Getting tired without doing anything is an art form.

9am: anything is possible. 2pm: maybe tomorrow.

The plan was simple: finish school, find a job and get married at 25. But now I don’t understand anything anymore.

Just rolled a joint. Not to get high or anything. It was just my ankle.

I don’t assume anything except the fetal position.

I’m at the age where I understand why my parents never wanted to stop for anything on the way home from work.

Opening up to a woman is like talking to the police, anything you say can and will be used against you.

If my wife doesn’t win anything on this $1 scratch ticket, it’s going to go down as one of the worst anniversary gifts ever.

Going down a rabbit hole if anyone wants anything.

According to a study, people believe anything that starts with ‘according to a study’.

I’ve never seen anything sadder than me in a black cape under the salon lights with wet hair parted incorrectly by a solid inch.

I’m on this new diet where I don’t consume anything that talks to me before the first coffee.

Sleep is a beautiful thing. You don’t miss anyone, you can’t do anything wrong and you simply feel nothing.

Ever since I learned the show is called Suits because of lawsuits and not because they wear suits, I have harbored a hot white rage within me beyond anything mankind has ever known.
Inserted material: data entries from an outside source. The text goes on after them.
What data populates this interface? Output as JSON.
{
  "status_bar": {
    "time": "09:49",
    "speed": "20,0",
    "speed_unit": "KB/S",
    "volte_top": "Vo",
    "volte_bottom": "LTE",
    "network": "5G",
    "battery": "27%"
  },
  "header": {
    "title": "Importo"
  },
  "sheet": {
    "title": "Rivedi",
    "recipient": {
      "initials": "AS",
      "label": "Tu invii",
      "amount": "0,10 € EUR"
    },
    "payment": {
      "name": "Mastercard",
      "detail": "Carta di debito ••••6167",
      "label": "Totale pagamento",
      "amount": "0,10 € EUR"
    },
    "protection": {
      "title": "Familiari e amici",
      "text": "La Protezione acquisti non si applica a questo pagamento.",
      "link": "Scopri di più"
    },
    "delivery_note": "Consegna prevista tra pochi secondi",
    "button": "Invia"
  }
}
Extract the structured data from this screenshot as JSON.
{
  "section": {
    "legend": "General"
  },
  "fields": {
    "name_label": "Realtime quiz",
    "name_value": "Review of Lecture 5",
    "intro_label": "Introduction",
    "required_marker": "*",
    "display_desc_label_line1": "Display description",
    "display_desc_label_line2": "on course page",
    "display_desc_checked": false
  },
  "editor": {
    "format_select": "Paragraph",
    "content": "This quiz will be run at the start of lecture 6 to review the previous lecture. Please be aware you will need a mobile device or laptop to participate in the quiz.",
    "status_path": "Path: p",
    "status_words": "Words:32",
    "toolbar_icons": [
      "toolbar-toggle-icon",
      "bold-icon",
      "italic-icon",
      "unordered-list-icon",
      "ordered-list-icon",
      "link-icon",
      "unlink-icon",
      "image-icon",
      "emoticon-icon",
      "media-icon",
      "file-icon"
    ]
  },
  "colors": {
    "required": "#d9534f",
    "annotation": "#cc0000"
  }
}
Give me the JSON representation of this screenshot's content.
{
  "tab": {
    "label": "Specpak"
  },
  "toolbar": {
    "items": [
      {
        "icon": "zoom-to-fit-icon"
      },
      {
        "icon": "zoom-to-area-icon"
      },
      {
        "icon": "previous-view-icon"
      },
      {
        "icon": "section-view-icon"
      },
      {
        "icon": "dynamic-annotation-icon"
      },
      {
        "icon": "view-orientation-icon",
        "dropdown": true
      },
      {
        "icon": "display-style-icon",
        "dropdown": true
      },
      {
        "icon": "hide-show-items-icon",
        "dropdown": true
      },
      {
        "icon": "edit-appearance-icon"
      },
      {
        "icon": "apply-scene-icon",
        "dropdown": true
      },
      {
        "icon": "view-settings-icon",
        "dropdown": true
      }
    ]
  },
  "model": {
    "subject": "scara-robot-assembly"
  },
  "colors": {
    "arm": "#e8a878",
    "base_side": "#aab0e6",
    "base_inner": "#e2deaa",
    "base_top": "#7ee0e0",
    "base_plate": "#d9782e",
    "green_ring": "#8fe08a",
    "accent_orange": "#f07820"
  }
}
Airport security asked me if I’ve seen anything unusual. I just paid $18 for a coke & a sandwich. Let’s start with that.

McDonald’s will “anything else” you to death. Can you wait a McMinute?

I’m going to hell if anybody needs anything.

Slowly descending into madness. Anyone want anything?

I want Wolverine claws. Not for violence or anything. I want them for easing my way through reality. Like opening an Amazon package.

If anyone has any experience with anything or knows anything about something, please let me know.